Characterizing Fit-for-Purpose Real-World Data: An Assessment of a Mother–Infant Linkage in the Japan Medical Data Center Claims Database

ORCID Icon, , , , & ORCID Icon
Pages 31-43 | Received 01 Aug 2023, Accepted 13 Dec 2023, Published online: 31 Jan 2024
 

Abstract

Purpose

Observational postapproval safety studies are needed to inform medication safety during pregnancy. Real-world databases can be valuable for supporting such research, but fitness for regulatory purpose must first be vetted. Here, we demonstrate a fit-for-purpose assessment of the Japan Medical Data Center (JMDC) claims database for pregnancy safety regulatory decision-making.

Patients and Methods

The Duke-Margolis framework considers a database’s fitness for regulatory purpose based on relevancy (capacity to answer the research question based on variable availability and a sufficiently sized, representative population) and quality (ability to validly answer the research question based on data completeness and accuracy).

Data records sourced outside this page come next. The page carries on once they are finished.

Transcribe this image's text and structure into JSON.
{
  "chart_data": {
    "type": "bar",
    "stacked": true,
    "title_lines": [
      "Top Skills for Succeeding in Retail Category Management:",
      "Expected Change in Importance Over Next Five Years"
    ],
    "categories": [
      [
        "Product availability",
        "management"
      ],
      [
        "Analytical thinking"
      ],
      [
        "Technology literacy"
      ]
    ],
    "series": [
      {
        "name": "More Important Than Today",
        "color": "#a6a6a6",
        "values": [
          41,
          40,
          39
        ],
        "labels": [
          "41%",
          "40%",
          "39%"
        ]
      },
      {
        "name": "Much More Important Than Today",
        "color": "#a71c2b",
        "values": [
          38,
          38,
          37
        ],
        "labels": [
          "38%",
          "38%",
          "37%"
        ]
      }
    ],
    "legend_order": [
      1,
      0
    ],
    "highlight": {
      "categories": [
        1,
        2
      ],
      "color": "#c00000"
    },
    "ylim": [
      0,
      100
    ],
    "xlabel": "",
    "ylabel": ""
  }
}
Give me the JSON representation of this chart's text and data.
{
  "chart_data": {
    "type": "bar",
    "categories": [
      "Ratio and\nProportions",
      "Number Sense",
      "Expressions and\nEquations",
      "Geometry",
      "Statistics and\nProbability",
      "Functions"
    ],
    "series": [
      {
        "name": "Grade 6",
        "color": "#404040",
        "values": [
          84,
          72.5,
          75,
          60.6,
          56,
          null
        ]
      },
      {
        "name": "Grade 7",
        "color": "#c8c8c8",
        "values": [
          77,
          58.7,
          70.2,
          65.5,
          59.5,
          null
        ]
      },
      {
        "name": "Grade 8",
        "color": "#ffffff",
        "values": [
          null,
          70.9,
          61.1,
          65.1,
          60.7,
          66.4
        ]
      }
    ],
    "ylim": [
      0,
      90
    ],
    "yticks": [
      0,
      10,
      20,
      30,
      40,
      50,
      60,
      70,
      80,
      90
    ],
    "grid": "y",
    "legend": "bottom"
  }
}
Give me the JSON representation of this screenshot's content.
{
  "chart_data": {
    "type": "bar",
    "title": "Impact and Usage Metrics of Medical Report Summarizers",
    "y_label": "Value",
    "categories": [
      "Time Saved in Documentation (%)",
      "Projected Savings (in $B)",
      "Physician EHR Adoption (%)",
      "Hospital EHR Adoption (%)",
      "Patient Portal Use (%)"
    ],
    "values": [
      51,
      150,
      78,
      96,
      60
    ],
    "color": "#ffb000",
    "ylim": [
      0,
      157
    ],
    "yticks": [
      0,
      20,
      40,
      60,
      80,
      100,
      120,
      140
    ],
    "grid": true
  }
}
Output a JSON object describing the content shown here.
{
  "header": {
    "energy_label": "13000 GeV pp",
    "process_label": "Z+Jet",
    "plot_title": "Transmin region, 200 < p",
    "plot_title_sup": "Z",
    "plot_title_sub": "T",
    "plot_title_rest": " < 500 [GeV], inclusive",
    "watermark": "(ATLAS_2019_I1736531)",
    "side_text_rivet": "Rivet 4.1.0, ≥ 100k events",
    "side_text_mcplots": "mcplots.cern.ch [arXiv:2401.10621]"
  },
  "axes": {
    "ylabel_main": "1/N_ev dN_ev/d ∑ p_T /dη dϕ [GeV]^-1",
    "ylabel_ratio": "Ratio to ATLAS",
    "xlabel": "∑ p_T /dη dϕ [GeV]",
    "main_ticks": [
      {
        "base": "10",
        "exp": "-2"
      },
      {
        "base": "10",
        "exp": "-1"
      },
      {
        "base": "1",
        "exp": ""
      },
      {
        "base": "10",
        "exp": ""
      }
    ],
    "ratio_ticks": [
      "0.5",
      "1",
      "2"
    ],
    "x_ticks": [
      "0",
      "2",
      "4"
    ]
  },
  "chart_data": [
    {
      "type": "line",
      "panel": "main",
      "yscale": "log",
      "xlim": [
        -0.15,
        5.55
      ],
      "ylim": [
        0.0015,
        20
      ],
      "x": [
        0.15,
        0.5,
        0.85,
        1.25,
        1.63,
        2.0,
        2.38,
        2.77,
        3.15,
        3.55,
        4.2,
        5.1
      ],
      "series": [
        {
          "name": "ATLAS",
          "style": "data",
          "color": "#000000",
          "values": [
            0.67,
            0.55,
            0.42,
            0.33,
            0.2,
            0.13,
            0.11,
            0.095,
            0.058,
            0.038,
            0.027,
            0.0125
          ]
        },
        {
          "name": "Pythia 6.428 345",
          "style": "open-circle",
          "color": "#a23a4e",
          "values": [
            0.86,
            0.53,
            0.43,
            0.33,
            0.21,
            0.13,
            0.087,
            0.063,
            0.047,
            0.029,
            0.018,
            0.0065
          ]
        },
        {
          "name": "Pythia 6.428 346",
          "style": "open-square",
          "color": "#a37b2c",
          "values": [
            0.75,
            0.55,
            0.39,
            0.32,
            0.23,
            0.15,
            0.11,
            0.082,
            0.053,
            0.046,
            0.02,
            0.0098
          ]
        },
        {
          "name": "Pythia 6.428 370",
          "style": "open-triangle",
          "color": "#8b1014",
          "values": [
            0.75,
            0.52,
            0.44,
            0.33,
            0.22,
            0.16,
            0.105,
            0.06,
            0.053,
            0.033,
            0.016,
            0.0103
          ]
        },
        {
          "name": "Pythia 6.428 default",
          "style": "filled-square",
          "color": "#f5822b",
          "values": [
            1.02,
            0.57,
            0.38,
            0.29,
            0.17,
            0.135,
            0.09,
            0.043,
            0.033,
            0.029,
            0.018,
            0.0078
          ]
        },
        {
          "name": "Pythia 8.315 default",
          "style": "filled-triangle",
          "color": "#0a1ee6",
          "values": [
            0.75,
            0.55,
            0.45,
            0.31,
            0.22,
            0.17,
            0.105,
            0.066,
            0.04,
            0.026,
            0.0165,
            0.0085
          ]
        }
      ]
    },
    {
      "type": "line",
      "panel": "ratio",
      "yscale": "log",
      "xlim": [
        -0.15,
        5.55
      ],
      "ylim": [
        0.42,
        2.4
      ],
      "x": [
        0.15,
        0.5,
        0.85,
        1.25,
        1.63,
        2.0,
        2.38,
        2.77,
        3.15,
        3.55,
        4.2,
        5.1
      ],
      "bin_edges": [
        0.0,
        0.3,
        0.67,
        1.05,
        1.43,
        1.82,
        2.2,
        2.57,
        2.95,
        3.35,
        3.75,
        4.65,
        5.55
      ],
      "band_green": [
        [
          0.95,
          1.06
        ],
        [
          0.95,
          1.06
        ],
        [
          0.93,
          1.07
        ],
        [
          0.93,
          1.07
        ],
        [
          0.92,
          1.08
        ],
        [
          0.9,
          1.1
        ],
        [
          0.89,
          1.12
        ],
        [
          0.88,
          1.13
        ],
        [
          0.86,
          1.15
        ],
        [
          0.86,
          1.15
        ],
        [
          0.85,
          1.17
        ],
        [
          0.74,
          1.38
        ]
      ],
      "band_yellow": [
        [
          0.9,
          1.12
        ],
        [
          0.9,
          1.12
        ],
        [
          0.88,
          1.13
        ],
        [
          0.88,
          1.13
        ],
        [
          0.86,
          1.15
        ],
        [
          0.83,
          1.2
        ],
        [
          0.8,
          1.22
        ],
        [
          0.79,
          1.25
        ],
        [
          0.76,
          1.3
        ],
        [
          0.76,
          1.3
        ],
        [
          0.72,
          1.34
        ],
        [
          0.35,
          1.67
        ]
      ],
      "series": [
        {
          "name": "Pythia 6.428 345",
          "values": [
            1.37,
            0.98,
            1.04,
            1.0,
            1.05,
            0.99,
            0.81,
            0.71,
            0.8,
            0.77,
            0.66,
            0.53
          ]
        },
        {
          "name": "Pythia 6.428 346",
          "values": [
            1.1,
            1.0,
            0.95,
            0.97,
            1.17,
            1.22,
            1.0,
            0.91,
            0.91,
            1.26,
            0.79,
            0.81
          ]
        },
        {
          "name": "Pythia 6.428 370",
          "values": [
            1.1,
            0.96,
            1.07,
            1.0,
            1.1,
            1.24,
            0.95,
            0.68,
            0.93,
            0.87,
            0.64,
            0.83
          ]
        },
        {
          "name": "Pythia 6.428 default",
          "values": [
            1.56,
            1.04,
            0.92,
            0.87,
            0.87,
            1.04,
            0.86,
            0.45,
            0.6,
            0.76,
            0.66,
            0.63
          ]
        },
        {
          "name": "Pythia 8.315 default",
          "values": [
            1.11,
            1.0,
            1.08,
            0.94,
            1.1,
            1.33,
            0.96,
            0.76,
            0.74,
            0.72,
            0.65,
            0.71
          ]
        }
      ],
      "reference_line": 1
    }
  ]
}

To assess these considerations, we examined descriptive characteristics of infants and pregnancies among females ages 12–55 years in the JMDC between January 2005 and March 2022.

Results

For relevancy, we determined that critical data fields (maternal medications, infant major congenital malformations, covariates) are available. Family identification codes permitted linkage of 385,295 total mother–infant pairs, 57% of which were continuously enrolled during pregnancy. The prevalence of specific congenital malformation subcategories and maternal medical conditions were representative of the general population, but preterm births were below expectations (3.6% versus 5.6%) in this population. For quality, our methods are expected to accurately identify the complete set of mothers and infants with a shared health insurance plan. However, validity of gestational age information was limited given the high proportion (60%) of missing live birth delivery codes coupled with suppression of infant birth dates and inaccessibility of disease codes with gestational week information.

Conclusion

The JMDC may be well suited for descriptive studies of pregnant people in Japan (eg, comorbidities, medication usage). More work is needed to identify a method to assign pregnancy onset and delivery dates so that in utero medication exposure windows can be defined more precisely as needed for many regulatory postapproval pregnancy safety studies.

Acknowledgments

This paper is based on the doctoral thesis of Julie Barberio, which is stored in Emory University’s institutional repository: https://etd.library.emory.edu/concern/etds/1j92g867s. The results of this study were presented as an oral presentation at the International Society for Pharmacoepidemiology’s 2023 Mid-Year Meeting. The conference abstract was published Pharmacoepidemiology and Drug Safety: https://doi.org/10.1002/pds.5688.

Disclosure

This study was funded by Amgen, Inc. Julie Barberio was supported by a doctoral training agreement between Emory University and Amgen, Inc and was an employee of Epidemiologic Research & Methods, LLC when this work was performed. Rohini K. Hernandez and Christopher Kim are employees of and own stock in Amgen, Inc. Timothy L. Lash is a member of the Amgen Methods Council, for which he receives travel support and consulting fees. The authors report no other conflicts of interest in this work.